Cargill identifies AI, next-generation fermentation, and precision nutrition as three key innovation trends that will significantly shape the future of food research and development.

11 June 2026
Cargill: AI, Fermentation, and Precision Nutrition Shaping Food R&D

Agri-food giant Cargill has outlined three key innovation trends poised to define the future of food research and development: the adoption of artificial intelligence (AI) and generative AI, advancements in next-generation fermentation, and the rise of precision nutrition. The company states these areas are critical for businesses aiming to remain relevant in an increasingly adaptive food system.

Cargill highlights AI's potential to significantly accelerate R&D, noting it could double the pace of innovation in the sector. The company is implementing AI across its entire innovation journey, from discovering new microbial strains to optimizing production and reducing food waste. Generative AI and platforms like Cargill's AskEmma are specifically cited for their ability to speed up customer-driven product development by integrating data on trends, consumer insights, and previous research findings.

Next-generation fermentation is presented as a way to expand the R&D ingredient toolbox.
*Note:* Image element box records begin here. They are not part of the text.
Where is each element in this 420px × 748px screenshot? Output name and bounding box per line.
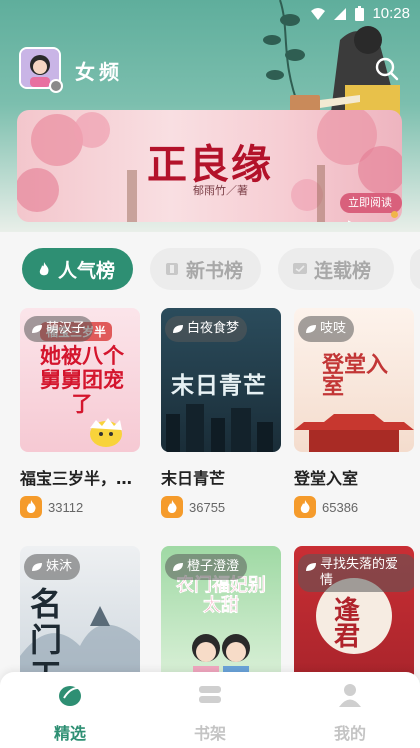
book-title: 登堂入室 [294, 469, 359, 488]
cover-title-art: 登堂入室 [322, 352, 389, 400]
search-icon[interactable] [375, 57, 399, 81]
nav-label: 精选 [53, 724, 86, 743]
book-cover: 逢君 寻找失落的爱情 [294, 546, 414, 690]
status-bar: 10:28 [0, 0, 420, 30]
book-popularity: 65386 [294, 496, 418, 518]
battery-icon [355, 6, 365, 21]
author-tag: 白夜食梦 [165, 316, 248, 342]
book-title: 末日青芒 [161, 469, 226, 488]
banner-page-indicator [391, 211, 398, 218]
featured-leaf-icon [59, 686, 81, 706]
nav-bookshelf[interactable]: 书架 [170, 682, 250, 744]
leaf-icon [173, 563, 183, 571]
nav-featured[interactable]: 精选 [30, 682, 110, 744]
tab-serial[interactable]: 连载榜 [278, 248, 394, 290]
city-ruins-illustration [166, 404, 273, 452]
flame-icon [39, 262, 49, 276]
author-tag: 寻找失落的爱情 [298, 554, 414, 592]
tab-popular[interactable]: 人气榜 [22, 248, 133, 290]
palace-illustration [294, 414, 414, 452]
avatar-settings-badge [49, 79, 63, 93]
leaf-icon [32, 325, 42, 333]
bottom-navigation: 精选 书架 我的 [0, 672, 420, 748]
read-now-button[interactable]: 立即阅读 ▸ [340, 193, 402, 222]
ranking-tabs: 人气榜 新书榜 连载榜 [22, 248, 420, 290]
channel-title[interactable]: 女频 [75, 56, 123, 85]
cover-title-art: 她被八个舅舅团宠了 [40, 343, 124, 416]
author-name: 吱吱 [320, 321, 347, 336]
promo-banner[interactable]: 正良缘 郁雨竹／著 立即阅读 ▸ [17, 110, 402, 222]
author-name: 橙子澄澄 [187, 559, 240, 574]
author-name: 萌汉子 [46, 321, 86, 336]
nav-label: 我的 [333, 724, 366, 743]
cover-title-art: 农门福妃别太甜 [176, 575, 267, 616]
leaf-icon [173, 325, 183, 333]
popularity-count: 36755 [189, 499, 226, 515]
author-tag: 橙子澄澄 [165, 554, 248, 580]
book-card[interactable]: 名门天机 妹沐 [20, 546, 144, 690]
flame-icon [20, 496, 42, 518]
signal-icon [334, 7, 347, 20]
user-icon [339, 684, 361, 707]
leaf-icon [306, 325, 316, 333]
cover-title-art: 末日青芒 [171, 372, 267, 399]
book-cover: 末日青芒 白夜食梦 [161, 308, 281, 452]
book-popularity: 33112 [20, 496, 144, 518]
leaf-icon [32, 563, 42, 571]
book-card[interactable]: 她被八个舅舅团宠了 福宝三岁半 萌汉子 福宝三岁半，… 33112 [20, 308, 144, 518]
top-bar: 女频 [19, 47, 409, 93]
author-name: 妹沐 [46, 559, 73, 574]
popularity-count: 65386 [322, 499, 359, 515]
book-popularity: 36755 [161, 496, 285, 518]
author-name: 寻找失落的爱情 [320, 557, 399, 588]
book-icon [166, 263, 178, 275]
book-cover: 她被八个舅舅团宠了 福宝三岁半 萌汉子 [20, 308, 140, 452]
tab-more[interactable] [410, 248, 420, 290]
book-title: 福宝三岁半，… [20, 469, 133, 488]
book-cover: 名门天机 妹沐 [20, 546, 140, 690]
book-card[interactable]: 登堂入室 吱吱 登堂入室 65386 [294, 308, 418, 518]
flame-icon [294, 496, 316, 518]
chick-illustration [90, 418, 122, 447]
bookshelf-icon [199, 686, 221, 703]
leaf-icon [306, 563, 316, 571]
author-tag: 妹沐 [24, 554, 81, 580]
popularity-count: 33112 [48, 499, 84, 515]
tab-label: 人气榜 [58, 259, 116, 282]
book-card[interactable]: 末日青芒 白夜食梦 末日青芒 36755 [161, 308, 285, 518]
book-card[interactable]: 农门福妃别太甜 橙子澄澄 [161, 546, 285, 690]
author-tag: 萌汉子 [24, 316, 94, 342]
author-name: 白夜食梦 [187, 321, 240, 336]
serial-icon [293, 263, 307, 274]
book-cover: 登堂入室 吱吱 [294, 308, 414, 452]
banner-author: 郁雨竹／著 [193, 184, 248, 197]
flame-icon [161, 496, 183, 518]
tab-label: 新书榜 [186, 259, 244, 282]
book-card[interactable]: 逢君 寻找失落的爱情 [294, 546, 418, 690]
status-time: 10:28 [372, 5, 410, 22]
cover-title-art: 逢君 [334, 596, 361, 652]
nav-profile[interactable]: 我的 [310, 682, 390, 744]
author-tag: 吱吱 [298, 316, 355, 342]
wifi-icon [311, 7, 326, 20]
tab-new-books[interactable]: 新书榜 [150, 248, 261, 290]
tab-label: 连载榜 [314, 259, 372, 282]
book-cover: 农门福妃别太甜 橙子澄澄 [161, 546, 281, 690]
nav-label: 书架 [193, 724, 226, 743]
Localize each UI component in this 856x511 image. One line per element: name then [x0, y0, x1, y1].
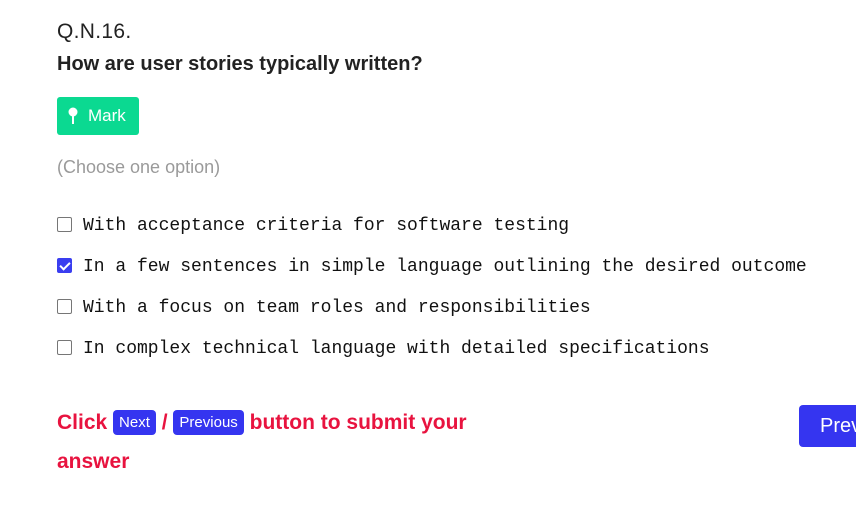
previous-button[interactable]: Previous — [799, 405, 856, 447]
checkbox-icon[interactable] — [57, 216, 72, 232]
option-label: With a focus on team roles and responsib… — [83, 298, 591, 318]
instruction-separator: / — [161, 411, 168, 434]
question-title: How are user stories typically written? — [57, 53, 423, 75]
checkbox-icon[interactable] — [57, 257, 72, 273]
mark-button-label: Mark — [88, 106, 126, 125]
option-label: With acceptance criteria for software te… — [83, 216, 570, 236]
option-2[interactable]: In a few sentences in simple language ou… — [57, 257, 807, 277]
option-1[interactable]: With acceptance criteria for software te… — [57, 216, 569, 236]
instruction-prefix: Click — [57, 411, 108, 434]
submit-instruction: Click Next / Previous button to submit y… — [57, 403, 487, 481]
checkbox-icon[interactable] — [57, 298, 72, 314]
previous-button-label: Previous — [820, 414, 856, 437]
checkbox-icon[interactable] — [57, 339, 72, 355]
question-number: Q.N.16. — [57, 20, 132, 43]
choose-hint: (Choose one option) — [57, 157, 221, 177]
mark-button[interactable]: Mark — [57, 97, 139, 135]
previous-pill: Previous — [173, 410, 244, 435]
next-pill: Next — [113, 410, 156, 435]
pin-icon — [66, 106, 80, 126]
option-4[interactable]: In complex technical language with detai… — [57, 339, 710, 359]
question-page: Q.N.16. How are user stories typically w… — [0, 0, 856, 511]
option-3[interactable]: With a focus on team roles and responsib… — [57, 298, 591, 318]
option-label: In complex technical language with detai… — [83, 339, 710, 359]
option-label: In a few sentences in simple language ou… — [83, 257, 807, 277]
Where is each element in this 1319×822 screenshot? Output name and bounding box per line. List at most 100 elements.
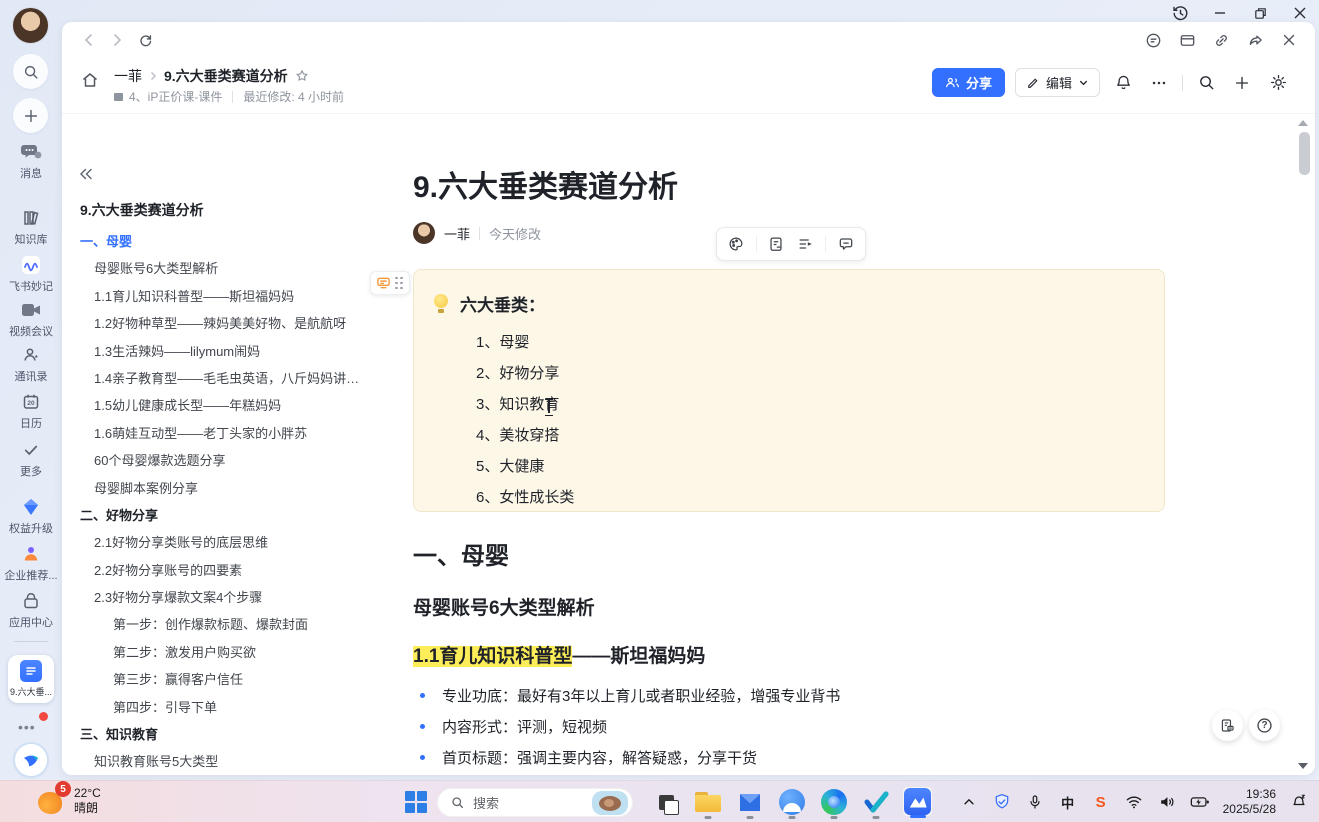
toc-item[interactable]: 第三步：赢得客户信任 (80, 666, 388, 693)
taskbar-search[interactable]: 搜索 (437, 788, 633, 817)
nav-refresh-button[interactable] (134, 29, 156, 51)
callout-item[interactable]: 3、知识教育 (476, 389, 1136, 420)
toc-item[interactable]: 1.4亲子教育型——毛毛虫英语，八斤妈妈讲… (80, 365, 388, 392)
settings-gear-icon[interactable] (1265, 70, 1291, 96)
start-button[interactable] (405, 791, 427, 813)
nav-forward-button[interactable] (106, 29, 128, 51)
toc-item[interactable]: 1.1育儿知识科普型——斯坦福妈妈 (80, 283, 388, 310)
toc-item[interactable]: 三、知识教育 (80, 721, 388, 748)
rail-item-calendar[interactable]: 20 日历 (0, 392, 62, 431)
rail-item-video-meeting[interactable]: 视频会议 (0, 300, 62, 339)
tray-expand-chevron[interactable] (959, 792, 979, 812)
nav-back-button[interactable] (78, 29, 100, 51)
scrollbar-thumb[interactable] (1299, 132, 1310, 175)
help-button[interactable]: ? (1249, 710, 1280, 741)
doc-folder[interactable]: 4、iP正价课-课件 (129, 88, 222, 105)
battery-icon[interactable] (1190, 792, 1210, 812)
taskbar-clock[interactable]: 19:36 2025/5/28 (1223, 787, 1276, 817)
page-title[interactable]: 9.六大垂类赛道分析 (413, 168, 1165, 208)
edit-button[interactable]: 编辑 (1015, 68, 1100, 97)
toc-item[interactable]: 1.5幼儿健康成长型——年糕妈妈 (80, 392, 388, 419)
user-avatar[interactable] (12, 7, 49, 44)
panel-icon[interactable] (1175, 29, 1199, 51)
rail-more-button[interactable]: ••• (18, 718, 44, 736)
task-view-button[interactable] (650, 786, 681, 817)
annotation-panel-button[interactable] (1212, 710, 1243, 741)
doc-link-icon[interactable] (765, 233, 787, 255)
toc-item[interactable]: 2.1好物分享类账号的底层思维 (80, 529, 388, 556)
teal-check-app-button[interactable] (860, 786, 891, 817)
rail-item-benefits-upgrade[interactable]: 权益升级 (0, 497, 62, 536)
notifications-bell-icon[interactable] (1110, 70, 1136, 96)
scrollbar-up-arrow[interactable] (1298, 120, 1308, 126)
toc-item[interactable]: 60个母婴爆款选题分享 (80, 447, 388, 474)
toc-collapse-button[interactable] (78, 166, 100, 186)
file-explorer-button[interactable] (692, 786, 723, 817)
bullet-item[interactable]: 专业功底：最好有3年以上育儿或者职业经验，增强专业背书 (413, 680, 1165, 711)
history-icon[interactable] (1167, 2, 1193, 24)
author-avatar[interactable] (413, 222, 435, 244)
minimize-button[interactable] (1207, 2, 1233, 24)
header-more-icon[interactable] (1146, 70, 1172, 96)
home-icon[interactable] (80, 70, 100, 95)
volume-icon[interactable] (1157, 792, 1177, 812)
toc-item[interactable]: 1.6萌娃互动型——老丁头家的小胖苏 (80, 420, 388, 447)
quark-browser-button[interactable] (776, 786, 807, 817)
toc-item[interactable]: 第二步：激发用户购买欲 (80, 639, 388, 666)
mail-button[interactable] (734, 786, 765, 817)
security-shield-icon[interactable] (992, 792, 1012, 812)
comment-circle-icon[interactable] (1141, 29, 1165, 51)
rail-item-contacts[interactable]: 通讯录 (0, 345, 62, 384)
callout-item[interactable]: 5、大健康 (476, 451, 1136, 482)
feishu-logo[interactable] (15, 744, 47, 776)
rail-item-minutes[interactable]: 飞书妙记 (0, 255, 62, 294)
rail-item-app-center[interactable]: 应用中心 (0, 591, 62, 630)
bullet-item[interactable]: 内容形式：评测，短视频 (413, 711, 1165, 742)
ime-indicator[interactable]: 中 (1058, 792, 1078, 812)
callout-block[interactable]: 六大垂类： 1、母婴 2、好物分享 3、知识教育 4、美妆穿搭 5、大健康 6、… (413, 269, 1165, 512)
toc-item[interactable]: 二、好物分享 (80, 502, 388, 529)
drag-handle-icon[interactable] (395, 277, 404, 290)
close-tab-icon[interactable] (1277, 29, 1301, 51)
rail-add-button[interactable] (13, 98, 48, 133)
header-search-icon[interactable] (1193, 70, 1219, 96)
callout-item[interactable]: 2、好物分享 (476, 358, 1136, 389)
toc-item[interactable]: 1.3生活辣妈——lilymum闹妈 (80, 338, 388, 365)
favorite-star-icon[interactable] (294, 68, 310, 84)
breadcrumb-title[interactable]: 9.六大垂类赛道分析 (164, 66, 288, 86)
copy-link-icon[interactable] (1209, 29, 1233, 51)
bullet-item[interactable]: 首页标题：强调主要内容，解答疑惑，分享干货 (413, 742, 1165, 773)
share-forward-icon[interactable] (1243, 29, 1267, 51)
scrollbar-down-arrow[interactable] (1298, 763, 1308, 769)
microphone-icon[interactable] (1025, 792, 1045, 812)
notification-bell-sleep-icon[interactable] (1289, 792, 1309, 812)
callout-title[interactable]: 六大垂类： (460, 291, 545, 316)
toc-item[interactable]: 母婴脚本案例分享 (80, 475, 388, 502)
rail-item-enterprise-referral[interactable]: 企业推荐... (0, 544, 62, 583)
toc-item[interactable]: 第一步：创作爆款标题、爆款封面 (80, 611, 388, 638)
toc-item[interactable]: 2.2好物分享账号的四要素 (80, 557, 388, 584)
feishu-app-button[interactable] (902, 786, 933, 817)
toc-item[interactable]: 一、母婴 (80, 228, 388, 255)
block-handle[interactable] (370, 271, 410, 295)
callout-item[interactable]: 1、母婴 (476, 327, 1136, 358)
breadcrumb-owner[interactable]: 一菲 (114, 66, 142, 86)
rail-doc-shortcut[interactable]: 9.六大垂... (8, 655, 54, 703)
share-button[interactable]: 分享 (932, 68, 1005, 97)
heading-six-types[interactable]: 母婴账号6大类型解析 (413, 595, 1165, 623)
callout-item[interactable]: 6、女性成长类 (476, 482, 1136, 513)
theme-palette-icon[interactable] (725, 233, 747, 255)
sogou-input-icon[interactable]: S (1091, 792, 1111, 812)
rail-item-knowledge-base[interactable]: 知识库 (0, 208, 62, 247)
heading-muying[interactable]: 一、母婴 (413, 540, 1165, 574)
header-add-icon[interactable] (1229, 70, 1255, 96)
toc-item[interactable]: 2.3好物分享爆款文案4个步骤 (80, 584, 388, 611)
rail-item-more[interactable]: 更多 (0, 440, 62, 479)
restore-button[interactable] (1247, 2, 1273, 24)
taskbar-weather-widget[interactable]: 5 22°C 晴朗 (36, 786, 101, 816)
toc-item[interactable]: 1.2好物种草型——辣妈美美好物、是航航呀 (80, 310, 388, 337)
toc-item[interactable]: 母婴账号6大类型解析 (80, 255, 388, 282)
author-name[interactable]: 一菲 (444, 224, 470, 243)
edge-browser-button[interactable] (818, 786, 849, 817)
outline-arrow-icon[interactable] (795, 233, 817, 255)
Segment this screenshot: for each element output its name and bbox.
Cargill has invested over $2 billion in fermentation technologies, viewing it as a high-impact innovation area. The global market for fermented foods and ingredients is projected to reach between $100 billion and $170 billion by 2030. This technology enables the development of novel ingredients more efficiently and cost-effectively, responding to growing demand.

The third major trend, precision nutrition, focuses on meeting individual dietary needs. This requires deeper understanding of human biology and nutrition to develop tailored food solutions. Cargill believes the convergence of these three trends will fundamentally reshape the food system in the coming years.